Positive Exposure

posexposI’ve been so immersed lately with the concepts of self-image and how people can be ostracized, marginalized, and worse, because of the way they “present” to the world…the way they look. Our ideals of beauty can be tyrannical, and my work last week with young survivors of burn injuries taught me so much (and, of course, showed me incomparable beauty).

An artist and organization I admire (I have a couple of friends who have been involved with them over the years), working in the same ocean of impressions I’ve been diving into, is Rick Guidotti and his Positive Exposure. Rick was a fashion photographer in New York, capturing images of those thought to be the world’s most beautiful models…then one day he saw a stunning girl at a bus stop who had albinism. He was inspired to discover more about this and other genetic differences, and began his non-profit and his life’s new direction–to photograph people with “differences” in ways that truly expose beauty (unlike much of the literature and textbooks that present “symptoms” of “disease”).

There is no room for pity in his work, and now Rick uses photography and video to explore genetic, physical, and behavioral differences. In some societies, specifically in African nations, where Rick has done intensive work, a child born with albinism is thought to be a witch, or of the devil, and might be shut away or killed…there are cultures around the world that have such shame about anything outside their expectation or perception of acceptable looks, that it can result in true tragedy. Positive Exposure does photo shoots, self-esteem workshops, education, advocacy, counseling, media, and their “Pearls Program” for kids in grades K-12, teaching them how to embrace and celebrate everyone’s difference and uniqueness.

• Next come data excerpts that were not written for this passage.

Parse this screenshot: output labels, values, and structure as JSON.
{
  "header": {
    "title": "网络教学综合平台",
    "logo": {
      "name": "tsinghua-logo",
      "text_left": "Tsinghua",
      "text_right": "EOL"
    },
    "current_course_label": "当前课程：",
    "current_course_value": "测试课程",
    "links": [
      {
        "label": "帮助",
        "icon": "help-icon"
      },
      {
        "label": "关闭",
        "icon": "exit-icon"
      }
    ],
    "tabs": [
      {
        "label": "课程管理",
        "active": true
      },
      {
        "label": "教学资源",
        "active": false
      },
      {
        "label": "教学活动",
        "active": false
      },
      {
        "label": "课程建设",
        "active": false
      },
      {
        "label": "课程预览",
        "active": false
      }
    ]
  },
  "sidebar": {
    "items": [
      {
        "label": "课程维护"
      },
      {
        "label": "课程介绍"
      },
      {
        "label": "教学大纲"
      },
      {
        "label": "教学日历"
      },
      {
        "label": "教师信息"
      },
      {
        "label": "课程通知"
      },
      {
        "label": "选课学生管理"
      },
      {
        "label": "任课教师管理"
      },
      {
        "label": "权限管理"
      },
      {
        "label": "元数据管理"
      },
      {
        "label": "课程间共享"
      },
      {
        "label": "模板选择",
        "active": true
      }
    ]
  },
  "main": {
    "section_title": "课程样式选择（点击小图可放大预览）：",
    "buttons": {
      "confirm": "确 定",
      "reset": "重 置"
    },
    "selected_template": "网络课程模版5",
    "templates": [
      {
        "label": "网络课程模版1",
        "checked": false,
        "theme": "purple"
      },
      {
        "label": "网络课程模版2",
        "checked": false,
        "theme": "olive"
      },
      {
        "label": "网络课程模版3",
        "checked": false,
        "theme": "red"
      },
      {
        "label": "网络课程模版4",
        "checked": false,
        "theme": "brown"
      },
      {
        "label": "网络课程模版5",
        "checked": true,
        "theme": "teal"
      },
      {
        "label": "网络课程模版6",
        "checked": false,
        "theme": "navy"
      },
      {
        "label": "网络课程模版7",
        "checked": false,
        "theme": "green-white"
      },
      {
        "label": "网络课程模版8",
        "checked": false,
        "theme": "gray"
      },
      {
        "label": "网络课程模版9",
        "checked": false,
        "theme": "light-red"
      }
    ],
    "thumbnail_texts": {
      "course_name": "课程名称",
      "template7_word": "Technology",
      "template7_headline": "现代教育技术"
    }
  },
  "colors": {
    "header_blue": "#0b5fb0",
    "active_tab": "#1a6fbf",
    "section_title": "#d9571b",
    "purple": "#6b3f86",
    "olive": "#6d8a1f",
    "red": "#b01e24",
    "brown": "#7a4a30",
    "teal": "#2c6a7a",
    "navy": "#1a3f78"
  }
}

Support Positive Exposure’s truly life-altering work, and explore more about albinism at the website for NOAH (National Organization for Albinism and Hypopigmentation).

One response to this post.

  1. Posted by Anonymous on June 19, 2013 at 5:56 PM

    This organization sounds fantastic, yet the website is simultaneously crowded visually AND devoid of content on many of the sidebar menu options. You’d think a group that started in 1998 would have a complete and fully functional website by now. For example, I was hoping to do a search for photos of kids with a common, specific genetic abnormality (Fragile X Syndrome) but there is no option for doing that. Sorry for being so negative; I know the group means well and the photos are really nice.